Comment by le-mark
3 hours ago
Nausea aside, what evidence does anyone have that “super intelligence” of the sort your argument alludes to is even possible? Because that’s what we’re really talking about; greater than human intelligence on this sort of academic task. For example; When llms start contributing meaningfully to their own development, that would be a convincing indicator imo.
This discussion is not about superintelligence, it is about continued progress. Fully general human intelligence at much lower cost than humans is all that is required to profoundly reshape society, but it is not clear even that will happen soon.
As the blog points out - this is one particular subfield where LLMs have much easier prospects - lots of low hanging fruit that “just” requires a couple weeks of PHD candidate research.
Mathematics itself is one of a small handful of endeavors where automated reinforcement training is extremely straightforward and can be done at massive scale without humans.
Neither of these factors place a structural bound on the kind of thing LLMs can be good at, but we are far from certain we can achieve performance at this level in other fields economically and in the near future.
> When llms start contributing meaningfully to their own development, that would be a convincing indicator imo.
This has been the case for awhile now already…
https://kersai.com/the-48-hours-that-changed-ai-forever-clau...

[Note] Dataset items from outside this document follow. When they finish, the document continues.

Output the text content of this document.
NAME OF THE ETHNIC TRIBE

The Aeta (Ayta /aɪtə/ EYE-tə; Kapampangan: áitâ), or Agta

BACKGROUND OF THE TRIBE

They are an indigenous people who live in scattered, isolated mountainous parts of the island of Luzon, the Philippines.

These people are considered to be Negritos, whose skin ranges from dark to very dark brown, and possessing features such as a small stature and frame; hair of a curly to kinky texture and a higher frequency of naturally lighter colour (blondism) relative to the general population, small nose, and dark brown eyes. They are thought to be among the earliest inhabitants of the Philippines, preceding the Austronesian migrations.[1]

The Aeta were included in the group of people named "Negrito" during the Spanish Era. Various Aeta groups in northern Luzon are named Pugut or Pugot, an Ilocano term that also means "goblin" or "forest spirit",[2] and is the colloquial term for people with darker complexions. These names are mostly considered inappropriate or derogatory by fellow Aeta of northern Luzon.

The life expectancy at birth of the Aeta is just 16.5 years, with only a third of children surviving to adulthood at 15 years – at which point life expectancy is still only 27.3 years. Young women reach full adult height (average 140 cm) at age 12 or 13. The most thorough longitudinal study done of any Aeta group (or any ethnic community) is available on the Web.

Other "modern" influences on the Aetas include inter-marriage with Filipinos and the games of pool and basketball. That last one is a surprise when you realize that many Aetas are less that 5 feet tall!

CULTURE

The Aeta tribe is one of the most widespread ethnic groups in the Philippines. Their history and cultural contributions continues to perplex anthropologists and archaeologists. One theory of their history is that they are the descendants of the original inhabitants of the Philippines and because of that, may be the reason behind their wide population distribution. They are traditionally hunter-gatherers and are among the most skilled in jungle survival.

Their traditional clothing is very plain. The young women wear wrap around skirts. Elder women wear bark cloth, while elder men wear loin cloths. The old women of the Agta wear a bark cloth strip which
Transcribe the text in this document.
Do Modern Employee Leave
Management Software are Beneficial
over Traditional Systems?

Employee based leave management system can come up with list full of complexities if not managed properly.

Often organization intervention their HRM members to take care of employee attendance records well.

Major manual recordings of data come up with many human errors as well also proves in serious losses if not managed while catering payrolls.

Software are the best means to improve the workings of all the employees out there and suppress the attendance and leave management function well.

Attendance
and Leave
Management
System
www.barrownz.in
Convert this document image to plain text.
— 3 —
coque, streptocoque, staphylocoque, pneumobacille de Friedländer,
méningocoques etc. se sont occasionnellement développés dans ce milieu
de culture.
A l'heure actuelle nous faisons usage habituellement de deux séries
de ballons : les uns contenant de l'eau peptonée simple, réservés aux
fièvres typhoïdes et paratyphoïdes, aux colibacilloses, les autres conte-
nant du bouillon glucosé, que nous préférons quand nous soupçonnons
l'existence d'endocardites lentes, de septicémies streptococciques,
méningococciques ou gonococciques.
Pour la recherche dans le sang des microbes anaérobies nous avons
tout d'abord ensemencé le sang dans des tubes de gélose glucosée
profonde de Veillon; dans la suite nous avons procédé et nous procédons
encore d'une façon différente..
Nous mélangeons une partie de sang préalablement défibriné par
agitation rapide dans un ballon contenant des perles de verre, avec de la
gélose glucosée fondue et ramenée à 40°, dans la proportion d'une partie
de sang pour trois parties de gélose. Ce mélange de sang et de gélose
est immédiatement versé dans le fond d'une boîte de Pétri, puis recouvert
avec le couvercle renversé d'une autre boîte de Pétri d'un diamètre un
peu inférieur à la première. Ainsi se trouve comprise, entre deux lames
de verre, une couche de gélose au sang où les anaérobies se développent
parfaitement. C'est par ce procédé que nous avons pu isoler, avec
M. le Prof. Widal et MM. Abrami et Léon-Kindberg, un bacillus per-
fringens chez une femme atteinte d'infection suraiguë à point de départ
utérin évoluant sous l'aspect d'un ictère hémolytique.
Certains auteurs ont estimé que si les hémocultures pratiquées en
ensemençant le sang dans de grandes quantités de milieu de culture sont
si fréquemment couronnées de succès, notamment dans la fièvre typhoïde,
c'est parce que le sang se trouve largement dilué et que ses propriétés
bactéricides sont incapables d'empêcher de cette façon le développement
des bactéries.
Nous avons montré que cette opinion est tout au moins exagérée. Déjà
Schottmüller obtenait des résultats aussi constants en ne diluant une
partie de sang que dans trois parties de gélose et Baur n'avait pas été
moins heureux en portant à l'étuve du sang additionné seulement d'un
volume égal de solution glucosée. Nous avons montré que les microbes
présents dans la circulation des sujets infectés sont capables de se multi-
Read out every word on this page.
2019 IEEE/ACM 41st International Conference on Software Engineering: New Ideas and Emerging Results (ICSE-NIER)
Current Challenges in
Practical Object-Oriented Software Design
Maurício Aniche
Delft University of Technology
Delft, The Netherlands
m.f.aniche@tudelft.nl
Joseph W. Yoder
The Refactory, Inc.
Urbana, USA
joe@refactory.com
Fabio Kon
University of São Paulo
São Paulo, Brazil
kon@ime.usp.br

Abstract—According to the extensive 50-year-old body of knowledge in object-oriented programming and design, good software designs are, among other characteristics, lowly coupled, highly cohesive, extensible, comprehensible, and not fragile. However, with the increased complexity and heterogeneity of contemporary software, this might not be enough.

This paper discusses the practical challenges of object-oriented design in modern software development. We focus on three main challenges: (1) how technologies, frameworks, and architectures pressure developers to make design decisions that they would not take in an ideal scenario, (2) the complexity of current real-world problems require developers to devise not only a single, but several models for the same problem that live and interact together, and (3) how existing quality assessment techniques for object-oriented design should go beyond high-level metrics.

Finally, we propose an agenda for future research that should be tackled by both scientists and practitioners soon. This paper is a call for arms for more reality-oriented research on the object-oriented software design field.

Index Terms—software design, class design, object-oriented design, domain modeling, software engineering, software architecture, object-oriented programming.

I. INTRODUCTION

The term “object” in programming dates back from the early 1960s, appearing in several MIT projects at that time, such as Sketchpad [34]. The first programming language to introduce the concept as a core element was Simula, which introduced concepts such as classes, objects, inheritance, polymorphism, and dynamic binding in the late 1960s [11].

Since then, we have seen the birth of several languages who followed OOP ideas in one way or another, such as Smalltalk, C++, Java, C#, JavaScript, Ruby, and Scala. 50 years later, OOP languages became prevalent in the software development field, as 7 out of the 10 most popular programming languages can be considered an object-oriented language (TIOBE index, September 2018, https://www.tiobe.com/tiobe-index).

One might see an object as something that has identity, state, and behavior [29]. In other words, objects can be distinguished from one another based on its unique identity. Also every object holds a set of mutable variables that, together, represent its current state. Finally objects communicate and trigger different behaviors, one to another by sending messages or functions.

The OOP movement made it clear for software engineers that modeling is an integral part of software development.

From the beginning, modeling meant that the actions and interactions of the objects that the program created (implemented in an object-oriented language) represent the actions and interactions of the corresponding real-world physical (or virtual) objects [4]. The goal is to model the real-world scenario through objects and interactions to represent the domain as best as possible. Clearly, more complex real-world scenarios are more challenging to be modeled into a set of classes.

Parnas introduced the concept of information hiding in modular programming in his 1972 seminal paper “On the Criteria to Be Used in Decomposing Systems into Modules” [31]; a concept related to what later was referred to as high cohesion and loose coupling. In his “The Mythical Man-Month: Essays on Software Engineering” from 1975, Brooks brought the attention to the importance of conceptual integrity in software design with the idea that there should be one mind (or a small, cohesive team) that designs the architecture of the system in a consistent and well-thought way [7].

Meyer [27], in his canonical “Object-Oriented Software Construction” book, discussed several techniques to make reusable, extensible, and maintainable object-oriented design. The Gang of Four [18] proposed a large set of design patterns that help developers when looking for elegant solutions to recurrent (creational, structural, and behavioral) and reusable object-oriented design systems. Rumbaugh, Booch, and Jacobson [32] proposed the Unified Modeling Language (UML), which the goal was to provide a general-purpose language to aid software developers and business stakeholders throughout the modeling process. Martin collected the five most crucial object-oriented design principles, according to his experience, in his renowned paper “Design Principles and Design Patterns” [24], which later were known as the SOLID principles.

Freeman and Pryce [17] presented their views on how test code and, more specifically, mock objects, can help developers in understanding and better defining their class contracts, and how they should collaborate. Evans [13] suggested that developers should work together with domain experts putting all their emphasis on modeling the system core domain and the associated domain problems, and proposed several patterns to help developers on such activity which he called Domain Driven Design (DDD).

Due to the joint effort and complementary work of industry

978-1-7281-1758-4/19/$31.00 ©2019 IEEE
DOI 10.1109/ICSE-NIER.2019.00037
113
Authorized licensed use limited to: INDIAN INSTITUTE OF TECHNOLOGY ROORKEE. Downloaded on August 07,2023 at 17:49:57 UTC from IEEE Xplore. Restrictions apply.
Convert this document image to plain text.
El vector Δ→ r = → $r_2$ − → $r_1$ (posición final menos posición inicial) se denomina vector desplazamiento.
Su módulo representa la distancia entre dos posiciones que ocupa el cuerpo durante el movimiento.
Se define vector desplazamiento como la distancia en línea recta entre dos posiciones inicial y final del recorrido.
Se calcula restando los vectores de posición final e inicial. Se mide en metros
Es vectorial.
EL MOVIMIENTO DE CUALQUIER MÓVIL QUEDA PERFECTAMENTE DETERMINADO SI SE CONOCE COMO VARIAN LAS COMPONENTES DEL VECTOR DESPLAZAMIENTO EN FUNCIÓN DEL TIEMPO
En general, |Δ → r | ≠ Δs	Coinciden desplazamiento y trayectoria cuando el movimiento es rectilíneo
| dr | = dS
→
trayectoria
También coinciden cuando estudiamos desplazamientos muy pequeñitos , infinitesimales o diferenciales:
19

And yet the world hasn’t changed all that much except people getting laid off in response to over-hiring prior to the diffusion of llm’s.
> over-hiring
For how long should you be allowed to use this excuse? It’s nearly 5 years since the peak of COVID hiring. What’s an acceptable limit - 10 years? Of course at that point you can just switch over to outsourcing and “stupid MBAs”, the other two of Reddit’s favorite scapegoats. I find a lot of the AI skepticism to be totally unfalsifiable.